Le viseur chefLe pilote prend place à l’avant gauche de la caisse par une petite trappe difficile d’accès car placée juste au-dessous de la mitrailleuse coaxiale. Il dispose de trois épiscopes (deux latéraux avec dégivrage et un central, tous équipés de lave-glace). L'épiscope central est équipé d'un « I.L » (intensificateur de lumière) autorisant un pilotage nocturne. Le char se manœuvre par le biais d'un volant central accompagné, à sa droite, d'un levier de vitesse permettant l'inversion de la marche du tank et, à sa gauche, de divers indicateurs tels que la vitesse du char, le régime moteur, sa température ou encore le carburant restant. Le pilote dispose sur l’épiscope central d'un indicateur de position de la tourelle, et pour plus de précision d’un petit miroir braqué sur la partie numérotée du puits de celle-ci, lui permettant de tenir compte de la position du canon lors du déplacement.

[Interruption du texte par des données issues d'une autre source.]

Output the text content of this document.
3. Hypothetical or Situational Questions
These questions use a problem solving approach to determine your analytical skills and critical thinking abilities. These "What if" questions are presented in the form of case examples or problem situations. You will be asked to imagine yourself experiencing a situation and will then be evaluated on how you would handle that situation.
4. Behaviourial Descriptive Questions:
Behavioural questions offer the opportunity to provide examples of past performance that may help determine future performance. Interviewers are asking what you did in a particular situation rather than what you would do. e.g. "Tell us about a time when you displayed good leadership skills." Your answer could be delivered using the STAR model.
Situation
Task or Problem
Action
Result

À la droite du pilote se trouve un barillet contenant dix-huit obus et des réservoirs de carburant.
Grâce à l'emploi d'un chargeur automatique, la tourelle est remarquablement petite. Sa surface avant est de 1,6 m², soit 0,5 de moins que le Leopard 2. A l’arrière de celle-ci se trouve le chargeur automatique à chaîne embarquant vingt-deux obus, rechargeable par une trappe sur l’arrière du toit ou par une trappe interne derrière le tireur (opération réalisée en 8 minutes seulement).

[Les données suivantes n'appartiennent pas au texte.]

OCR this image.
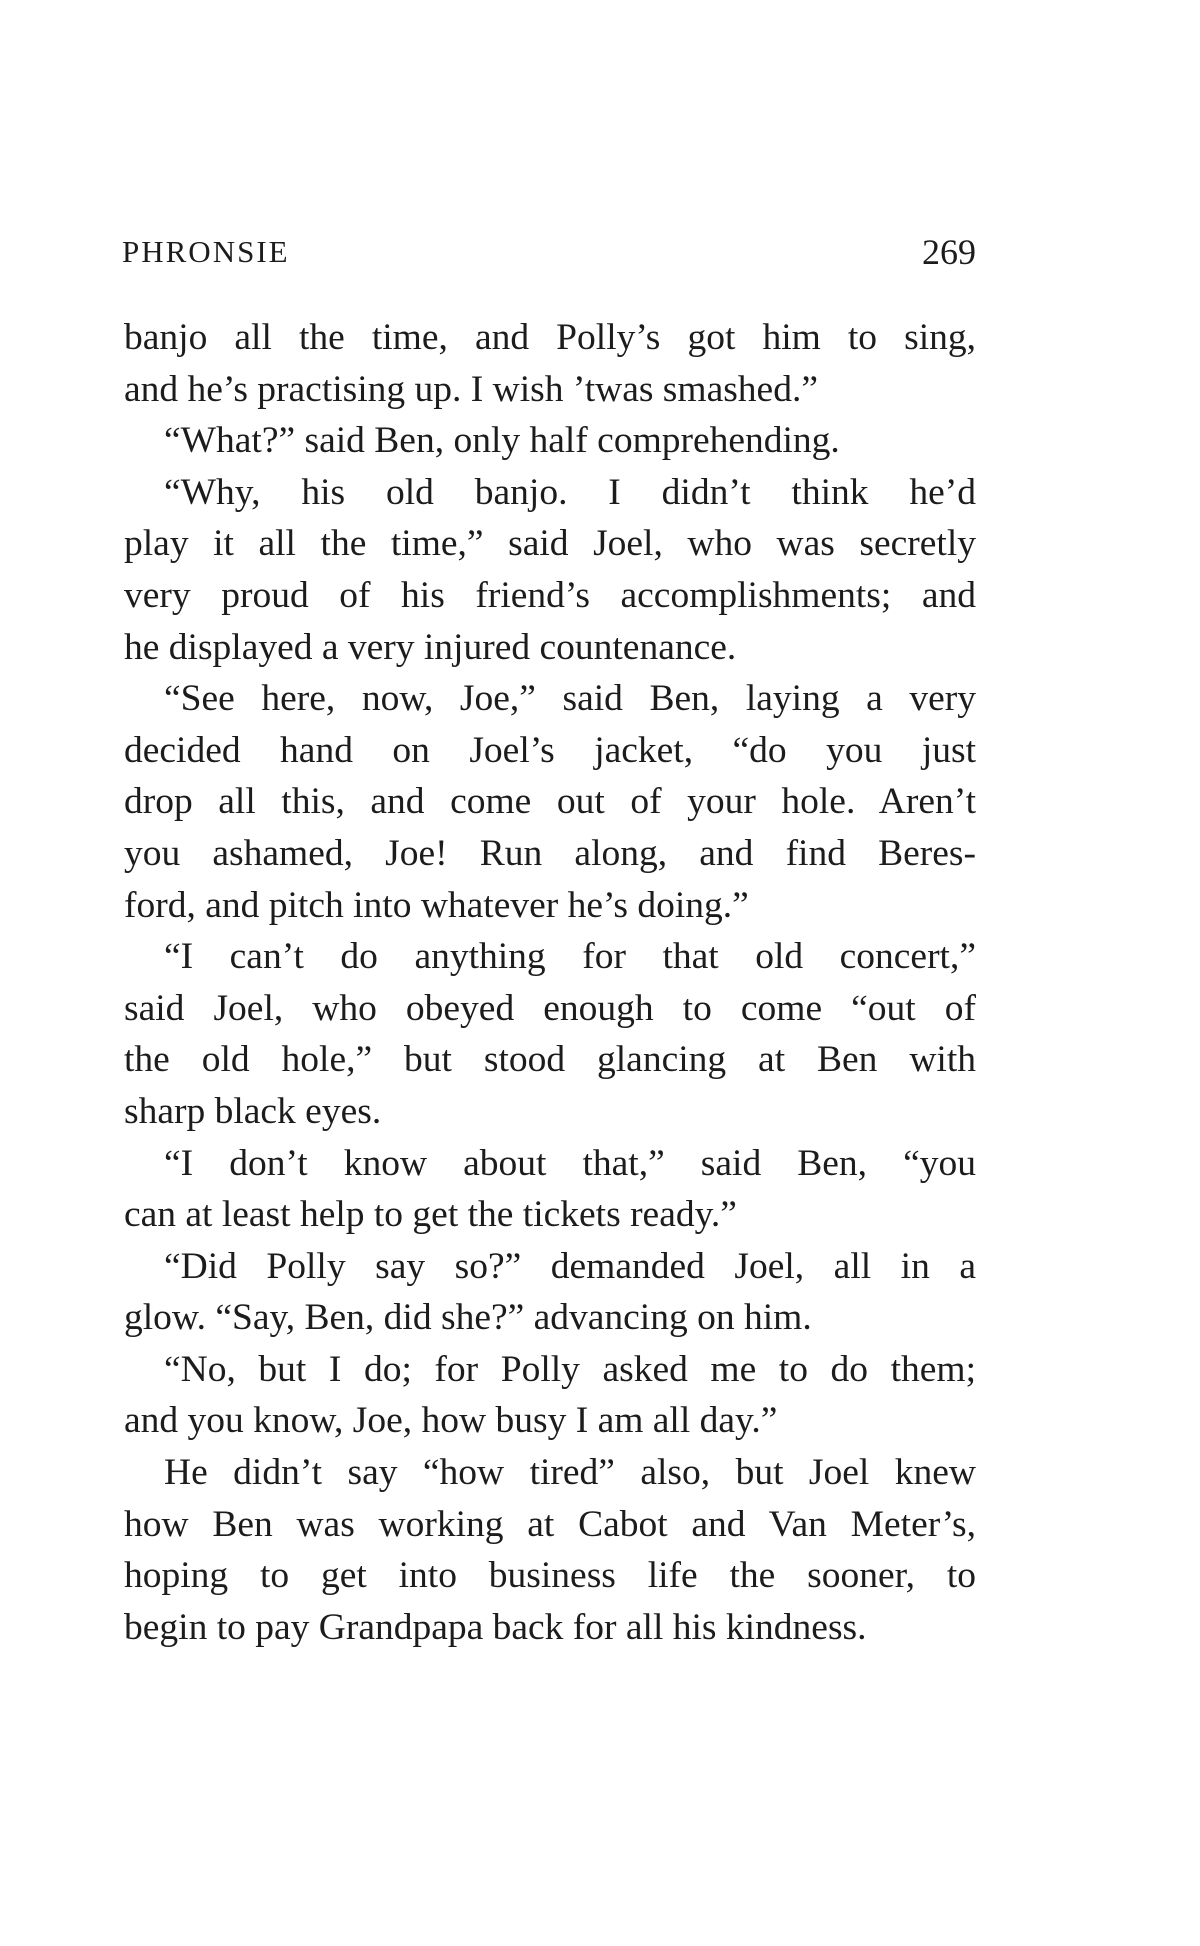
PHRONSIE	269
banjo all the time, and Polly’s got him to sing,
and he’s practising up. I wish ’twas smashed.”
“What?” said Ben, only half comprehending.
“Why, his old banjo. I didn’t think he’d
play it all the time,” said Joel, who was secretly
very proud of his friend’s accomplishments; and
he displayed a very injured countenance.
“See here, now, Joe,” said Ben, laying a very
decided hand on Joel’s jacket, “do you just
drop all this, and come out of your hole. Aren’t
you ashamed, Joe! Run along, and find Beres-
ford, and pitch into whatever he’s doing.”
“I can’t do anything for that old concert,”
said Joel, who obeyed enough to come “out of
the old hole,” but stood glancing at Ben with
sharp black eyes.
“I don’t know about that,” said Ben, “you
can at least help to get the tickets ready.”
“Did Polly say so?” demanded Joel, all in a
glow. “Say, Ben, did she?” advancing on him.
“No, but I do; for Polly asked me to do them;
and you know, Joe, how busy I am all day.”
He didn’t say “how tired” also, but Joel knew
how Ben was working at Cabot and Van Meter’s,
hoping to get into business life the sooner, to
begin to pay Grandpapa back for all his kindness.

Le chef de char est sur la gauche du canon et le tireur sur la droite. Tous les deux disposent du même palonnier de commande électrique, leur permettant de pointer et tirer avec les armes de bord. On trouve huit boutons sur le palonnier. Ce dernier peut opérer selon un mode spécial dit tachymétrie rendant possible la prédiction de la position future de la cible en fonction de sa vitesse. Le viseur du tireur (VTI) possède un grossissement en voie jour de 3,3 en grand champ, un de 10 fois en petit champ et une voie nuit avec la caméra thermique. (grossissement ×3 ×10 et ×20 en fonction zoom). Le chef de char dispose en plus d'un viseur indépendant avec, lui aussi, deux voies (jour ×2,5 et ×10 ; nuit ×2,5) et huit épiscopes disposés autour de son écoutille, lui permettant le repérage des objectifs.
Le canon embarqué est un CN120-26 fabriqué par Giat. De calibre 120 mm à âme lisse et d'une longueur de 52 calibres, il est chambré pour tirer les munitions standards de l'OTAN à douilles combustibles. La masse totale du canon est de 3,5 t. Les munitions normales antichars sont :
l'obus flèche (OFL) LKE1 développé conjointement avec l'Allemagne (désignation allemande DM43), qui est tiré à la vitesse de 1790 m/s ;
l'obus explosif à charge creuse (OECC) à vitesse initiale de 1100 m/s.
L'armement est complété par une mitrailleuse coaxiale de 12,7 mm et une mitrailleuse de 7,62 sur la tourelle pour l’autodéfense antiaérienne. Le blindage est du type modulaire, ce qui permet son remplacement rapide après une bataille et une évolution quand de nouveaux types de protection apparaissent.